The Period Store is an innovative online service that provides affordable and convenient packages every lady could benefit from during her menstruation cycle. But the website offers far more than that.
Its blog, The Periodical, highlights menstrual taboo on a global scale. In an interview with The Periodical, Lin, a young lady from Hsichu City, Taiwan, shared her experience. Young women in Taiwan are exempt from attending social events such as gym class and temple visits during that time of the month.
When asked about period management Lin had a few tips to share. Women drink herbal tea for cramps and keep their feet warm. Lin explained that women do not prefer tampons because there is a higher chance of getting a bacterial infection. Minty Lhamo Herbal pads from Taiwan are used and are known to leave the user feeling fresh and natural.
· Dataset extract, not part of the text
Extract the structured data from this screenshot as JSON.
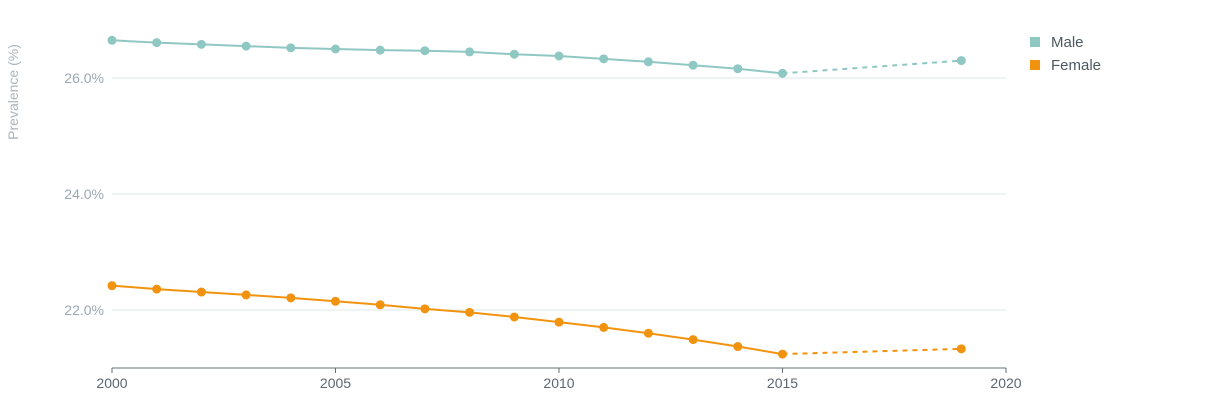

While Lin claimed that period management hasn’t changed much over time in her traditional society, Madara, a design intern from Latvia who works for TPS said that society has become more open-minded on the subject of menstruation.
However, Madara also said that female health and periods can still be a taboo subject. She attributes the suppression of sex education to the Soviet rule in Latvia.
“My mother remembers information coming from a mother or a doctor, never public,” she said.
Madara got her information from a summer camp teacher, and from brochures for young girls. When reading advice on menstruation from 1984, she found many things were either inaccurate or outdated. Examples of such information include restrictions on intimacy and playing of sports during menstruation.
According to Madara, this outdated and suppressive type of education is the reason that many families are still shy when it comes to talking about natural processes such as menstruation. This silence persists even after western products and medical information have become universally accessible.
Sustainable Health Enterprises (SHE) is a non-profit which is committed to creating local female-funded franchises in developing countries.